The Spirit of Britons collection
‘Nelson’s Pillow’ - Background Information: –
Lord Nelson’s ‘Life Mask’: This plaster copy of Nelson's ‘life mask’ has been set upon a piece of original oak from Victory’s orlop deck where Lord Nelson was taken having been hit by a musket ball from a sniper high up in the rigging the French Flagship during the Battle of Trafalgar.
An original French musket ball similar to the calibre shot that felled Nelson has been attached to the piece of oak from the orlop deck, was one of six found together in the muds at Rotherhithe alongside one of the French gun-carriages. One of these French gun carriages also recovered from the mud was then taken to the Mary Rose museum Portsmouth.
These musket balls and gun carriages have been confirmed to be from one of the few Trafalgar prizes, survivors of the ‘great storm’ following the battle, then towed to Rotherhithe for salvage.
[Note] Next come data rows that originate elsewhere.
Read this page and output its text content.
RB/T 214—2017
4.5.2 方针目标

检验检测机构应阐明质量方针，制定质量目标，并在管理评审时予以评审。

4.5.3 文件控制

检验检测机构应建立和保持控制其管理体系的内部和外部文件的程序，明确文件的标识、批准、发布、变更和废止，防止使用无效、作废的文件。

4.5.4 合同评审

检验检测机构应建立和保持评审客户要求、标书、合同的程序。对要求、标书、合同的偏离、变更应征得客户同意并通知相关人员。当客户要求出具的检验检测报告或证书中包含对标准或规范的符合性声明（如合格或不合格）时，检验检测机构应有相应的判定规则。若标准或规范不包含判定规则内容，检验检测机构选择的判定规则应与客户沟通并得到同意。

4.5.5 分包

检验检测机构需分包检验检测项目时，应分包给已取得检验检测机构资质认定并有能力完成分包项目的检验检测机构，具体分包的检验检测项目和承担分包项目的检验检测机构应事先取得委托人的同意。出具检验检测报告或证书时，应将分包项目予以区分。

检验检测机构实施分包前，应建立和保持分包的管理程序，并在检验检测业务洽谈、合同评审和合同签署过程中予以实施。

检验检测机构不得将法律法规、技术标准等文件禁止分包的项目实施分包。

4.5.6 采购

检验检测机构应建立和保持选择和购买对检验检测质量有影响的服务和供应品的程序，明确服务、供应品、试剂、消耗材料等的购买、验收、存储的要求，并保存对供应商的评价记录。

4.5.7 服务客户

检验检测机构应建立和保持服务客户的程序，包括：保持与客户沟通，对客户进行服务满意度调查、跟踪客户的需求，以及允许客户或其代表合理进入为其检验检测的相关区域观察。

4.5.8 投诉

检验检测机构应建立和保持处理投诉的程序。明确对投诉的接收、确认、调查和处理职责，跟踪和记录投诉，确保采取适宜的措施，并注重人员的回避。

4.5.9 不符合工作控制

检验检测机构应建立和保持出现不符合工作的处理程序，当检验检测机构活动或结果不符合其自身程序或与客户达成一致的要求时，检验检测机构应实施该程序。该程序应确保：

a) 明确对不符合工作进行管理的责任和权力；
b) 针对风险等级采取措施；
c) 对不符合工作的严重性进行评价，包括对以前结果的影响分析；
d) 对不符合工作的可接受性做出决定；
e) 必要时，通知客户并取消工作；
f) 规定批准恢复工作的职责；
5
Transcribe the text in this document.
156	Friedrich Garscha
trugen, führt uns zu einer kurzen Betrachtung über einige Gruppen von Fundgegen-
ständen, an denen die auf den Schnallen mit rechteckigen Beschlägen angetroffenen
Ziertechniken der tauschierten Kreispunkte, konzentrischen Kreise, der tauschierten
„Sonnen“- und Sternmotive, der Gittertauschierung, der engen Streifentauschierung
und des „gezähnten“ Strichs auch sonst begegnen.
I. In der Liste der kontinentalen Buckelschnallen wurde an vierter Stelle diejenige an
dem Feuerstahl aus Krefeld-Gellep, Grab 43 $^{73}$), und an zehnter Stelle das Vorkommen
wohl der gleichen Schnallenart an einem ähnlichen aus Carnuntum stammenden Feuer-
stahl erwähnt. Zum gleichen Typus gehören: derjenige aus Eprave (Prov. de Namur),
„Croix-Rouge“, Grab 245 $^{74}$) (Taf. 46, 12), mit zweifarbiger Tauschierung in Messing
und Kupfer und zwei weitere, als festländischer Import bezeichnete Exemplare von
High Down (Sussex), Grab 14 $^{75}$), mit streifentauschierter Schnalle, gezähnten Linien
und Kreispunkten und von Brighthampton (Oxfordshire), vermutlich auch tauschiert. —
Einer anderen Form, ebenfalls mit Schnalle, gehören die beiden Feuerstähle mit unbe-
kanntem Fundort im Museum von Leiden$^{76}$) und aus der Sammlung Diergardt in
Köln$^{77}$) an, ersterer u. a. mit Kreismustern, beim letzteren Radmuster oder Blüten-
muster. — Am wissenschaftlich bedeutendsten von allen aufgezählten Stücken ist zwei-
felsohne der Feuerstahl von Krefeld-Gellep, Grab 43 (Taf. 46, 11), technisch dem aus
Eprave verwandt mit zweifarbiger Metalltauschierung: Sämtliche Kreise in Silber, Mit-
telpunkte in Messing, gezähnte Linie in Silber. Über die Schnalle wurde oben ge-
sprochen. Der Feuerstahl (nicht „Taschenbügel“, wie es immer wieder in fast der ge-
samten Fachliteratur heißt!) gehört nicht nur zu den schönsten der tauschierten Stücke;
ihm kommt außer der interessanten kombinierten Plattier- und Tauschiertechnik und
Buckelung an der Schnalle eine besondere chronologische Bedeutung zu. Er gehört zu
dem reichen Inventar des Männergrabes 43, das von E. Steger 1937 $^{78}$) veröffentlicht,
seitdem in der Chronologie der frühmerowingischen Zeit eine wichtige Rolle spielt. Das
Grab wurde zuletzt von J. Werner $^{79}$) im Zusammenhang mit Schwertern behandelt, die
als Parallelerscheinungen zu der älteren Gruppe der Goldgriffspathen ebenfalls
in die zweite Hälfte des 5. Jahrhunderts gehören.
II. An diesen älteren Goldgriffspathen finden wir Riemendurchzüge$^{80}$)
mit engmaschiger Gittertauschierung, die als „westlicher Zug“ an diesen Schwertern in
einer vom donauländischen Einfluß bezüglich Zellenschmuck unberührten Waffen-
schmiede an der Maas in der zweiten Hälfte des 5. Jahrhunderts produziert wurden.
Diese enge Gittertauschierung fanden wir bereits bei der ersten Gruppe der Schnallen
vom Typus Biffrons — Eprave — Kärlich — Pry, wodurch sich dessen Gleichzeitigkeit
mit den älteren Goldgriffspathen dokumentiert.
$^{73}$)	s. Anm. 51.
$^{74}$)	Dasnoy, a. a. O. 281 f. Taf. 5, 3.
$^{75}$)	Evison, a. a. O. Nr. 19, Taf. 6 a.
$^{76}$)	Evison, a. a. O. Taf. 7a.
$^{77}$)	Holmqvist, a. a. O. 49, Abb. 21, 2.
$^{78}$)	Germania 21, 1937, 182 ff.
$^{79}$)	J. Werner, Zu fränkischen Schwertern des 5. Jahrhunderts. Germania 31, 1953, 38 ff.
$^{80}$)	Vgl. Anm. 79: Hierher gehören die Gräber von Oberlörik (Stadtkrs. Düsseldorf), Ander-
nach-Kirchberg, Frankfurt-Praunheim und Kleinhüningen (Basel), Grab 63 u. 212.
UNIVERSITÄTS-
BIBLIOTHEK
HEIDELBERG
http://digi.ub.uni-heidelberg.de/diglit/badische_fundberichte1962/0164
A similar plaster copy of ‘Nelson’s Life mask’ shown below can be found today alongside the bar in the Officer’s Mess on the middle gun deck of HMS Victory.
A small section of slightly slopping oak beam which was aonce placed along the bottom edge of the orlop deck between the deck and the side of the ship to add some comfort to the injured crew laying down on the orlop deck receiving treatment, as there was no beds for the injured on the orlop deck. to give some rudimentary support to the sitting sailor head or lumber region .
This slopped shaped oak strip of decking joining the deck and side of the ship (shown below) was replaced during the restoration program on the Victory.
Edited information regarding the red painted oak on the orlop deck, taken from the web.
“On the Orlop deck lay Nelson, shot and dying in the red-painted officer’s surgeon quarters. It is a myth that this deck was painted red so sailors couldn’t see their own blood. Red lead paint could deal with damp conditions as this deck was situated below the waterline. Curved red pigment pieces, deemed to come from only a few feet away from our dying hero, as a hazardous beam in these quarters had been softened to a slope for comfort as they sat with their backs resting against the ships sides on the wooden deck in these perilous environs where a surgeon often wielded his operating knife.”